Even more internals of rewriting
On RewritingBuffer
s
Rewriting is a crucial part of the Knuth-Bendix completion. In particular we do care plenty not only about the theoretical complexity, but also the practical speed of rewriting. You may be surprised then that a simple rewrite
allocates 6
times:
julia> alph = Alphabet([:a, :A, :b], [2,1,3])
Alphabet of Symbol
1. a (inverse of: A)
2. A (inverse of: a)
3. b (self-inverse)
julia> a = Word([1]); A = Word([2]); b = Word([3]);
julia> w = a*A*b^3;
julia> @time KnuthBendix.rewrite(w, alph)

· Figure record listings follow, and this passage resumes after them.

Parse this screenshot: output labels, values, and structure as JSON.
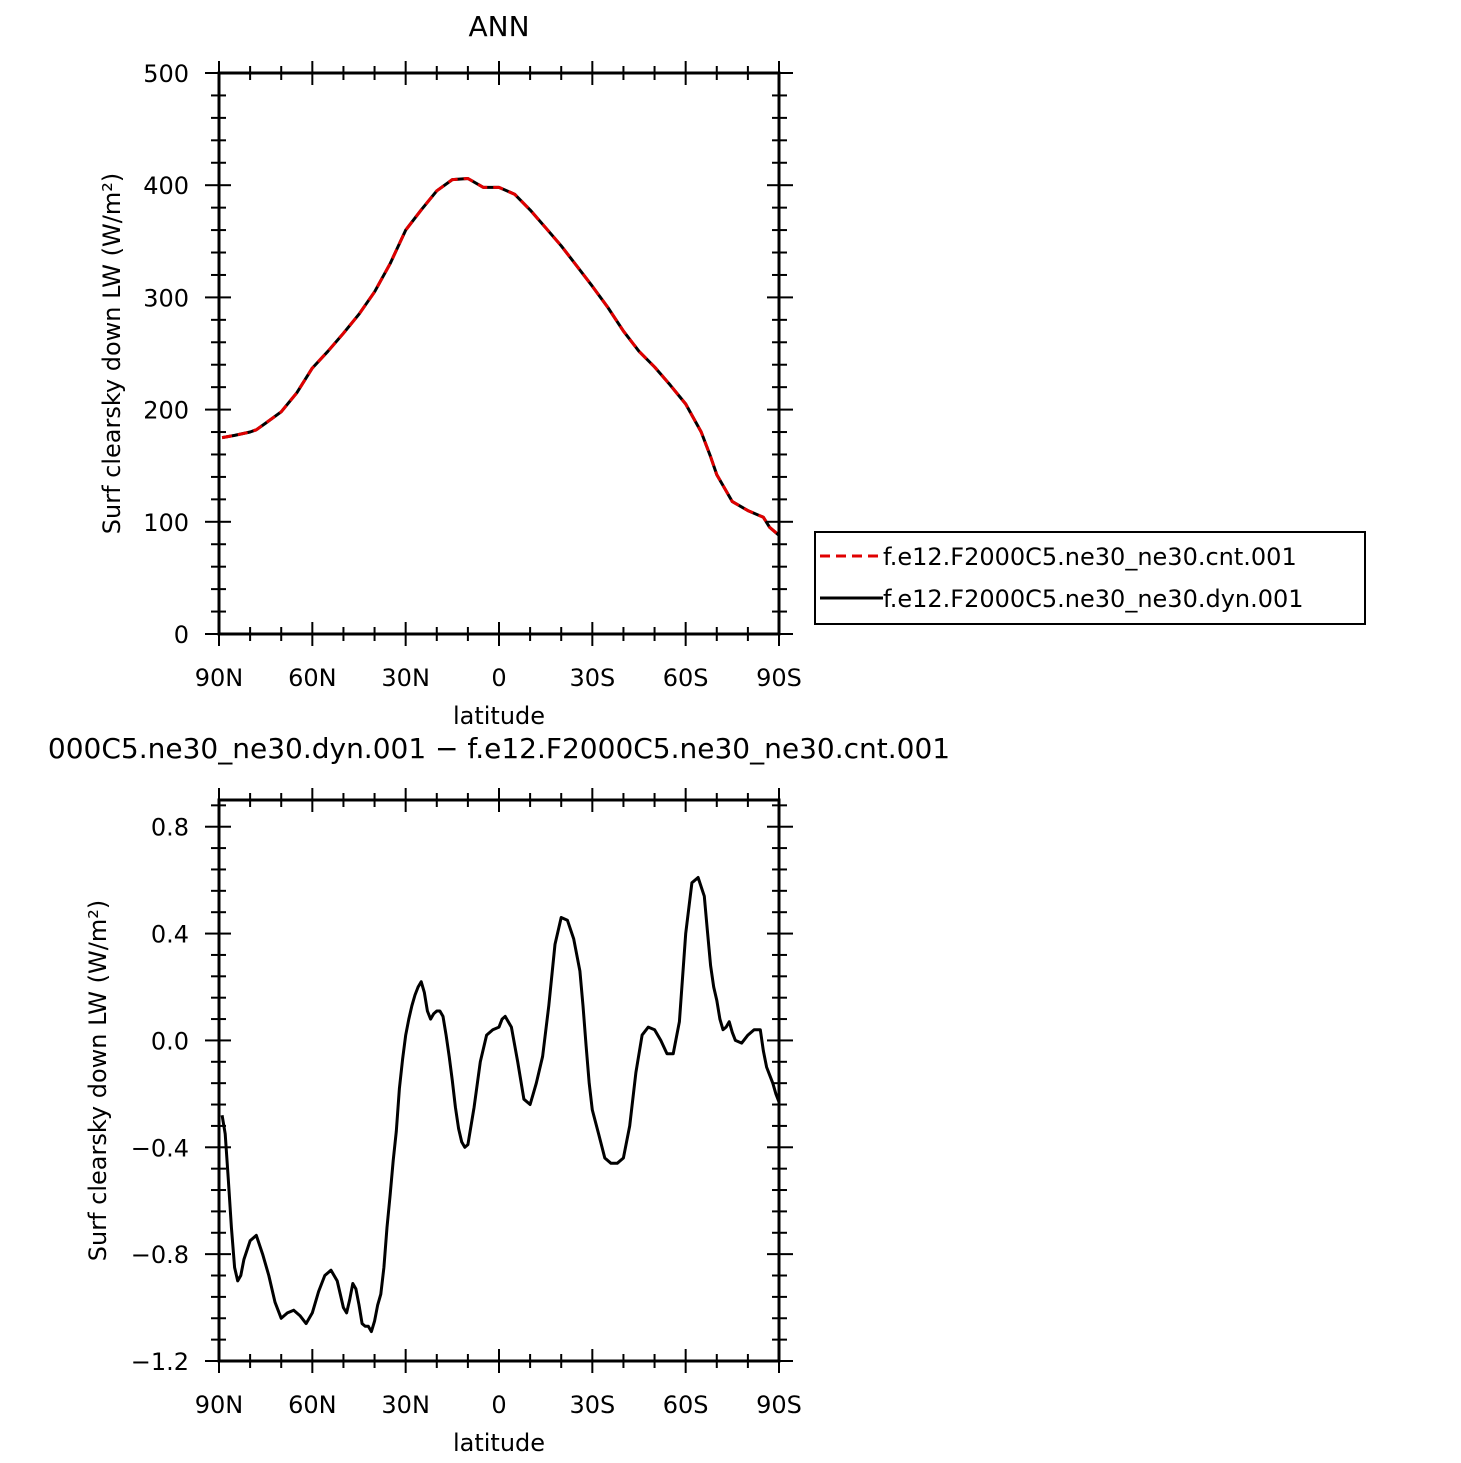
{
  "chart_data": [
    {
      "type": "line",
      "title": "ANN",
      "xlabel": "latitude",
      "ylabel": "Surf clearsky down LW (W/m²)",
      "xlim": [
        90,
        -90
      ],
      "ylim": [
        0,
        500
      ],
      "xticks": [
        {
          "value": 90,
          "label": "90N"
        },
        {
          "value": 60,
          "label": "60N"
        },
        {
          "value": 30,
          "label": "30N"
        },
        {
          "value": 0,
          "label": "0"
        },
        {
          "value": -30,
          "label": "30S"
        },
        {
          "value": -60,
          "label": "60S"
        },
        {
          "value": -90,
          "label": "90S"
        }
      ],
      "yticks": [
        {
          "value": 0,
          "label": "0"
        },
        {
          "value": 100,
          "label": "100"
        },
        {
          "value": 200,
          "label": "200"
        },
        {
          "value": 300,
          "label": "300"
        },
        {
          "value": 400,
          "label": "400"
        },
        {
          "value": 500,
          "label": "500"
        }
      ],
      "grid": false,
      "legend_position": "right",
      "x": [
        89,
        85,
        80,
        78,
        75,
        70,
        65,
        60,
        55,
        50,
        45,
        40,
        35,
        30,
        25,
        20,
        15,
        10,
        5,
        0,
        -5,
        -10,
        -15,
        -20,
        -25,
        -30,
        -35,
        -40,
        -45,
        -50,
        -55,
        -60,
        -65,
        -68,
        -70,
        -75,
        -80,
        -85,
        -87,
        -90
      ],
      "series": [
        {
          "name": "f.e12.F2000C5.ne30_ne30.cnt.001",
          "color": "#e00000",
          "dash": "dashed",
          "values": [
            175,
            177,
            180,
            182,
            188,
            198,
            215,
            237,
            252,
            268,
            285,
            305,
            330,
            360,
            378,
            395,
            405,
            406,
            398,
            398,
            392,
            378,
            362,
            346,
            328,
            310,
            291,
            270,
            252,
            238,
            222,
            205,
            180,
            158,
            142,
            118,
            110,
            104,
            95,
            88
          ]
        },
        {
          "name": "f.e12.F2000C5.ne30_ne30.dyn.001",
          "color": "#000000",
          "dash": "solid",
          "values": [
            175,
            177,
            180,
            182,
            188,
            198,
            215,
            237,
            252,
            268,
            285,
            305,
            330,
            360,
            378,
            395,
            405,
            406,
            398,
            398,
            392,
            378,
            362,
            346,
            328,
            310,
            291,
            270,
            252,
            238,
            222,
            205,
            180,
            158,
            142,
            118,
            110,
            104,
            95,
            88
          ]
        }
      ]
    },
    {
      "type": "line",
      "title": "000C5.ne30_ne30.dyn.001 − f.e12.F2000C5.ne30_ne30.cnt.001",
      "xlabel": "latitude",
      "ylabel": "Surf clearsky down LW (W/m²)",
      "xlim": [
        90,
        -90
      ],
      "ylim": [
        -1.2,
        0.9
      ],
      "xticks": [
        {
          "value": 90,
          "label": "90N"
        },
        {
          "value": 60,
          "label": "60N"
        },
        {
          "value": 30,
          "label": "30N"
        },
        {
          "value": 0,
          "label": "0"
        },
        {
          "value": -30,
          "label": "30S"
        },
        {
          "value": -60,
          "label": "60S"
        },
        {
          "value": -90,
          "label": "90S"
        }
      ],
      "yticks": [
        {
          "value": -1.2,
          "label": "−1.2"
        },
        {
          "value": -0.8,
          "label": "−0.8"
        },
        {
          "value": -0.4,
          "label": "−0.4"
        },
        {
          "value": 0.0,
          "label": "0.0"
        },
        {
          "value": 0.4,
          "label": "0.4"
        },
        {
          "value": 0.8,
          "label": "0.8"
        }
      ],
      "grid": false,
      "x": [
        89,
        88,
        87,
        86,
        85,
        84,
        83,
        82,
        80,
        78,
        76,
        74,
        72,
        70,
        68,
        66,
        64,
        62,
        60,
        58,
        56,
        54,
        52,
        50,
        49,
        48,
        47,
        46,
        45,
        44,
        43,
        42,
        41,
        40,
        39,
        38,
        37,
        36,
        35,
        34,
        33,
        32,
        31,
        30,
        29,
        28,
        27,
        26,
        25,
        24,
        23,
        22,
        21,
        20,
        19,
        18,
        17,
        16,
        15,
        14,
        13,
        12,
        11,
        10,
        8,
        6,
        4,
        2,
        0,
        -1,
        -2,
        -4,
        -6,
        -8,
        -10,
        -11,
        -12,
        -14,
        -16,
        -18,
        -20,
        -22,
        -24,
        -26,
        -27,
        -28,
        -29,
        -30,
        -32,
        -34,
        -36,
        -38,
        -40,
        -42,
        -44,
        -46,
        -48,
        -50,
        -52,
        -54,
        -56,
        -58,
        -60,
        -62,
        -64,
        -66,
        -67,
        -68,
        -69,
        -70,
        -71,
        -72,
        -73,
        -74,
        -75,
        -76,
        -78,
        -80,
        -82,
        -84,
        -85,
        -86,
        -87,
        -88,
        -89,
        -90
      ],
      "series": [
        {
          "name": "",
          "color": "#000000",
          "dash": "solid",
          "values": [
            -0.28,
            -0.35,
            -0.52,
            -0.7,
            -0.85,
            -0.9,
            -0.88,
            -0.82,
            -0.75,
            -0.73,
            -0.8,
            -0.88,
            -0.98,
            -1.04,
            -1.02,
            -1.01,
            -1.03,
            -1.06,
            -1.02,
            -0.94,
            -0.88,
            -0.86,
            -0.9,
            -1.0,
            -1.02,
            -0.97,
            -0.91,
            -0.93,
            -0.99,
            -1.06,
            -1.07,
            -1.07,
            -1.09,
            -1.05,
            -0.99,
            -0.95,
            -0.85,
            -0.7,
            -0.58,
            -0.45,
            -0.34,
            -0.18,
            -0.07,
            0.02,
            0.08,
            0.13,
            0.17,
            0.2,
            0.22,
            0.18,
            0.11,
            0.08,
            0.1,
            0.11,
            0.11,
            0.09,
            0.02,
            -0.06,
            -0.15,
            -0.25,
            -0.33,
            -0.38,
            -0.4,
            -0.39,
            -0.25,
            -0.08,
            0.02,
            0.04,
            0.05,
            0.08,
            0.09,
            0.05,
            -0.08,
            -0.22,
            -0.24,
            -0.2,
            -0.16,
            -0.06,
            0.13,
            0.36,
            0.46,
            0.45,
            0.38,
            0.26,
            0.13,
            -0.02,
            -0.16,
            -0.26,
            -0.35,
            -0.44,
            -0.46,
            -0.46,
            -0.44,
            -0.32,
            -0.12,
            0.02,
            0.05,
            0.04,
            0.0,
            -0.05,
            -0.05,
            0.07,
            0.4,
            0.59,
            0.61,
            0.54,
            0.41,
            0.28,
            0.2,
            0.15,
            0.08,
            0.04,
            0.05,
            0.07,
            0.03,
            0.0,
            -0.01,
            0.02,
            0.04,
            0.04,
            -0.04,
            -0.1,
            -0.13,
            -0.16,
            -0.2,
            -0.23
          ]
        }
      ]
    }
  ]
}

0.000015 seconds (7 allocations: 336 bytes)
Word{UInt16}: 3
This is because the system is tuned towards re-using the storage in the process of the completion. In particular a RewritingBuffer
consisting of two Words.BufferWord
and the final returned word (of the same type as w
) are allocated in the process:
function rewrite(
w::W,
rewriting,
rwbuffer::RewritingBuffer = RewritingBuffer{T}(rewriting),
kwargs...,
) where {T,W<:AbstractWord{T}}
# first copy the content of w into rwbuffer
Words.store!(rwbuffer, w)
# then rewrite reusing the internal BufferWords
rewrite!(rwbuffer, rewriting; kwargs...)
# finally take ownership of the result
return W(rwbuffer.output)
end
KnuthBendix.RewritingBuffer
— TypeRewritingBuffer{T}()
RewritingBuffer{T}(history::AbstractVector)
A pair of BufferWords
used for efficient rewriting of words with letters of type {T}.
Additional history
may be passed to construct a buffer for rewriting with an appropriate automaton. See methods of rewrite!
.
Words.BufferWord
is an implementation of AbstractWord
tuned for the purpose of this form of rewriting (with O(1)
complexity for popfirst!
, push!
and prepend!
). In the Knuth-Bendix completion these RewritingBuffer
s are allocated only once per run and re-used later, so that destructive rewriting is as free from allocations and memory copy as possible.